Mari kita coba berhitung, ada
berapa banyak sastrawan Madura terutama penyair Muda yang ada di Jogja saat
ini? Dengan menimbang dan membandingkannya, maka keitimewaan Badrul
dibandingkan yang lainnya akan susah kita temukan. Setidaknya bagi saya
yang membaca puisi Badrul dan kawan-kawan Madura lainnya.

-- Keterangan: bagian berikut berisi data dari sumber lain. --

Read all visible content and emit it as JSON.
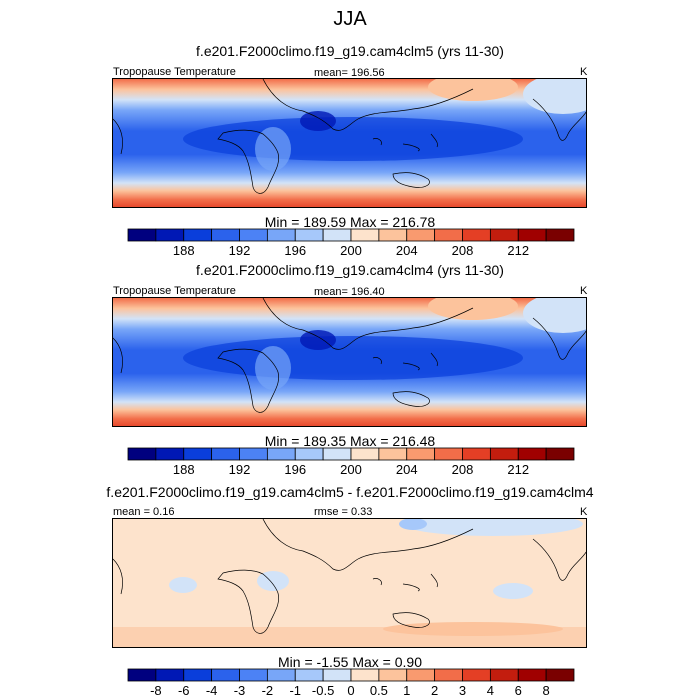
{
  "title": "JJA",
  "panels": [
    {
      "subtitle": "f.e201.F2000climo.f19_g19.cam4clm5 (yrs 11-30)",
      "left_label": "Tropopause Temperature",
      "center_label": "mean= 196.56",
      "right_label": "K",
      "minmax": "Min = 189.59 Max = 216.78",
      "colorbar": {
        "colors": [
          "#00007f",
          "#0018b5",
          "#0a3edb",
          "#2b62ec",
          "#4c82f5",
          "#78a6f8",
          "#a6c8fa",
          "#d2e3f8",
          "#fde3cc",
          "#fcc39c",
          "#f99a6f",
          "#f26d49",
          "#e43f25",
          "#c31d0e",
          "#a00000",
          "#7a0000"
        ],
        "labels": [
          "188",
          "192",
          "196",
          "200",
          "204",
          "208",
          "212"
        ]
      }
    },
    {
      "subtitle": "f.e201.F2000climo.f19_g19.cam4clm4 (yrs 11-30)",
      "left_label": "Tropopause Temperature",
      "center_label": "mean= 196.40",
      "right_label": "K",
      "minmax": "Min = 189.35 Max = 216.48",
      "colorbar": {
        "colors": [
          "#00007f",
          "#0018b5",
          "#0a3edb",
          "#2b62ec",
          "#4c82f5",
          "#78a6f8",
          "#a6c8fa",
          "#d2e3f8",
          "#fde3cc",
          "#fcc39c",
          "#f99a6f",
          "#f26d49",
          "#e43f25",
          "#c31d0e",
          "#a00000",
          "#7a0000"
        ],
        "labels": [
          "188",
          "192",
          "196",
          "200",
          "204",
          "208",
          "212"
        ]
      }
    },
    {
      "subtitle": "f.e201.F2000climo.f19_g19.cam4clm5 - f.e201.F2000climo.f19_g19.cam4clm4",
      "left_label": "mean =   0.16",
      "center_label": "rmse =   0.33",
      "right_label": "K",
      "minmax": "Min =  -1.55 Max =   0.90",
      "colorbar": {
        "colors": [
          "#00007f",
          "#0018b5",
          "#0a3edb",
          "#2b62ec",
          "#4c82f5",
          "#78a6f8",
          "#a6c8fa",
          "#d2e3f8",
          "#fde3cc",
          "#fcc39c",
          "#f99a6f",
          "#f26d49",
          "#e43f25",
          "#c31d0e",
          "#a00000",
          "#7a0000"
        ],
        "labels": [
          "-8",
          "-6",
          "-4",
          "-3",
          "-2",
          "-1",
          "-0.5",
          "0",
          "0.5",
          "1",
          "2",
          "3",
          "4",
          "6",
          "8"
        ]
      }
    }
  ]
}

Jika kita, Badrul percaya bahwa
proses penciptaan karya sastra lebih banyak disebabkan oleh
kontinuitas kehidupan yang tidak pernah habis antara nilai realitas sosial
dengan nilai ideal dalam diri pengarang, maka tentu saja kita akan
menunggu karya-karya Badrul yang lahir dari realitas tempat ia sekarang, asal
muasal kulturan sekaligus kegigihannya dalam berproses. Saya pribadi menunggu
dengan gembira. []
Irwan Bajang, penyair. Pemimpin Redaksi Indie Book Corner Yogyakarta.
Disampaikan dalam Diskusi Sastra
PKKH "Lelaki yang Pergi Malam Hari. Selasa, 23 Desember 2014, di Pusat
Kebudayaan Koesnadi Hardjasoemantri, UGM.